Serangan Cryptojacking Semakin Meningkat

Agung - detikInet
Jumat, 13 Apr 2018 18:25 WIB

Jakarta - Symantec Internet Security Threat Report (ISTR) mengumumkan metode cryptojacking sebagai serangan siber yang menghasilkan aliran pendapatan dan menguntungkan

Andris Masengi Country Manager Symantec Indonesia dan David Rajoo Director Systems Engineering Malaysia & Indonesia saat memberikan keterangan pers di Jakarta, Jumat (13/4/2018). Symantec Internet Security Threat Report (ISTR) mengumumkan metode cryptojacking sebagai serangan siber yang bisa menghasilkan aliran pendapatan baru dan sangat menguntungkan. Hal tersebut didukung oleh pasar ransomware sudah terlalu sesak dan mulai tidak menguntungkan.

Selain memberikan pandangan menyeluruh tentang bidang ancaman, ISTR Symantec juga menyajikan informasi tentang aktivitas ancaman global, tren kejahatan siber dan motivasi penyerang. Laporan tersebut menganalisa data dari Symantec Global Intelligent Network, yaitu jaringan yang mengumpulkan ancaman sipil terbesar di dunia yang mencatat aktivitas 126,5 juta sensor serangan di dunia dan memantau aktivitas ancaman di lebih dari 157 negara dan wilayah.

Selama tahun lalu, kenaikan nilai cryptocurrency yang tajam memicu ‘perburuan emas’ cryptojacking bagi penjahat siber yang mencoba masuk ke pasar yang tak stabil.

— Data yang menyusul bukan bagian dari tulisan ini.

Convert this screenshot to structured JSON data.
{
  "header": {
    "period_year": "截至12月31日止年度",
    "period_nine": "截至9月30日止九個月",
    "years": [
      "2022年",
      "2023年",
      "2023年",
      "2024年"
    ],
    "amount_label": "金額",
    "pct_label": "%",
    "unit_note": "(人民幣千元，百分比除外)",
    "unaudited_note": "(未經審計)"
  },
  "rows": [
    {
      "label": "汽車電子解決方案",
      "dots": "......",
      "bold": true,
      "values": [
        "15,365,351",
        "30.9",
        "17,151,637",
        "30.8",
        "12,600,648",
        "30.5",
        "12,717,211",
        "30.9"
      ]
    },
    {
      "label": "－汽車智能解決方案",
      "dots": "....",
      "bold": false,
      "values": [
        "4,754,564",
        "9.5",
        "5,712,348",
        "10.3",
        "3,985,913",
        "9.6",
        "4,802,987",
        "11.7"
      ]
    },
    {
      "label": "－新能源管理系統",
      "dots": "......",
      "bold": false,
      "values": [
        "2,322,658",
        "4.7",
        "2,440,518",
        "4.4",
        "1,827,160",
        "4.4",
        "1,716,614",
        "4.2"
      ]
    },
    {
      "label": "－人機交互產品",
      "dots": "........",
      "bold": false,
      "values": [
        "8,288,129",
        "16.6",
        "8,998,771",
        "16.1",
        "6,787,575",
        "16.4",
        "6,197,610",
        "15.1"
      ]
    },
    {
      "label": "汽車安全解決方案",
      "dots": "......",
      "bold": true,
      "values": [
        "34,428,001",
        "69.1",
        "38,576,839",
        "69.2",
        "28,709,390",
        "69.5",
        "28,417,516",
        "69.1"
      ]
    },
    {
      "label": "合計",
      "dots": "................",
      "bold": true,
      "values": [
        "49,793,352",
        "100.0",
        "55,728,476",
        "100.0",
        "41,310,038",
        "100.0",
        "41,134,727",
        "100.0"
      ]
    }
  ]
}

Deteksi penambang koin pada komputer endpoint meningkat 8.500 persen pada tahun 2017. Indonesia berada di peringkat kelima di wilayah Asia Pasifik dan Jepang (APJ) serta berada di urutan ke-23 secara global untuk aktivitas penambangan crypto.

Symantec menemukan peningkatan sebesar 600 persen dalam serangan IoT secara keseluruhan tahun 2017. Artinya, penjahat siber dapat memanfaatkan sifat terhubung dari perangkat untuk menambang keuntungan massal.